総長は、甘くて危険な吸血鬼 Ⅱ



「……こわ。」

「……だから、あの人は苦手なんだよ……」



俺と秋斗がこっそり悪態をつくと、永季が苦笑しながら俺たちの肩を叩いた。



「 お前ら今の聞こえてるぞ。」



神代さんは振り返ることなく、規則正しい足音を立てて去っていった。



「……はー、相変わらず隙ないね、あの人。」



俺はソファに深く沈み込み、大きく伸びをする。



「…あの人がいなくなるなら気が楽になる」

「それ本人の前で絶対言うなよ。」

「言わねぇよ。」



2人を横目に俺は飲みかけのジュースを一気に飲み干して、空き缶を弄ぶ。



「でも胡桃っちの護衛かぁ。」

「……特警がそこまでしてくるんだな」

「とは言え、よく考えればそりゃそうでしょ。

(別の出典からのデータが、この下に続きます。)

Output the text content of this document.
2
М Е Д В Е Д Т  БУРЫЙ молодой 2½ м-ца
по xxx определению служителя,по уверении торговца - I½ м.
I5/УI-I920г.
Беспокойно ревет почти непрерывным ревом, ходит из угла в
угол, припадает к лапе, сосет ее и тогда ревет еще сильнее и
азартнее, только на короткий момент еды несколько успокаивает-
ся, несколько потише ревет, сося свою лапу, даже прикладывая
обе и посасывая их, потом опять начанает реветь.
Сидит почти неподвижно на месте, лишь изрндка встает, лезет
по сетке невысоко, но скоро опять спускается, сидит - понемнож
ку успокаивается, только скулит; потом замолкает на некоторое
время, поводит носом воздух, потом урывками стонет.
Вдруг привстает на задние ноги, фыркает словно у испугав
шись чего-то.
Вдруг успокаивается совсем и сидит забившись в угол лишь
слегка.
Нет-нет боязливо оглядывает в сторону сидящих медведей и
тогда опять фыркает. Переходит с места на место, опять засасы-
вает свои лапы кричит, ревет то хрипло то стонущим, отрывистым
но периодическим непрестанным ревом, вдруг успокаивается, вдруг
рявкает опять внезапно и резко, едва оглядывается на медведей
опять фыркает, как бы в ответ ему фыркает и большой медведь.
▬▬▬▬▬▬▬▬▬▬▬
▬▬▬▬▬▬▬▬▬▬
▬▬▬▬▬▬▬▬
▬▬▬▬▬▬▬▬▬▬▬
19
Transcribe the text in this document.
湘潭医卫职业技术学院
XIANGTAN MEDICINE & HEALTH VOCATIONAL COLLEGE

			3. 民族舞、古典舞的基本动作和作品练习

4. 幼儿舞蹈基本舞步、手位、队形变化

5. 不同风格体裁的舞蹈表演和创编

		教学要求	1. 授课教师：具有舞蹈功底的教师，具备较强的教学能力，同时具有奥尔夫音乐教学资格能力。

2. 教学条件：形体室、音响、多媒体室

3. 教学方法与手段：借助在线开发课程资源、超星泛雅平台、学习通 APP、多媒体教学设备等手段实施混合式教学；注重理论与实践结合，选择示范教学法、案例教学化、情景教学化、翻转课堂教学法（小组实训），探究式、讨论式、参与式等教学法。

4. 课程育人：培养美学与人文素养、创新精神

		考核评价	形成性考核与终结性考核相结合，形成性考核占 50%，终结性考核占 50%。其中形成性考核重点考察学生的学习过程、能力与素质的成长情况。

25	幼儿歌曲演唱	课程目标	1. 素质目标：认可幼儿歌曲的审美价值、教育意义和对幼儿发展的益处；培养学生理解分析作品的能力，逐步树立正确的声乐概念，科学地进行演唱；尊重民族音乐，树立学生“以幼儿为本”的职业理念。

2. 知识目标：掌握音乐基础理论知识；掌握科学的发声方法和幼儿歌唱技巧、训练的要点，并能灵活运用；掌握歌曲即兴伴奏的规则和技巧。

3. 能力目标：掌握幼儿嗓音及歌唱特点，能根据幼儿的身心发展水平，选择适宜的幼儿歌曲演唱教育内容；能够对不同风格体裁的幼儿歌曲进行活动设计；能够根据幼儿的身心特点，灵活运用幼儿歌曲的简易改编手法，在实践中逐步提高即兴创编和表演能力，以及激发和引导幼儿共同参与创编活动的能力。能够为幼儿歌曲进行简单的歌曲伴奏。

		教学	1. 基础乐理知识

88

能力暴走止められる唯一の人間だよ?」



永季が険しい表情で付け加える。



「……それだけじゃねぇだろ。」

「ん?」

「…恐らく、ハンターも胡桃に目をつけてる。」



……あー、そういうこと。



「……だから神代さんなんだ。」

「だろうな。戦闘力も索敵能力も申し分ない。合理的な人選だ。」

「同感。」

「……だから俺らも気ぃ抜くなって話だ。」



合同訓練……ハンター。

どうやら、ただの親睦会で終わりそうにない予感が、俺の頭をかすめていた。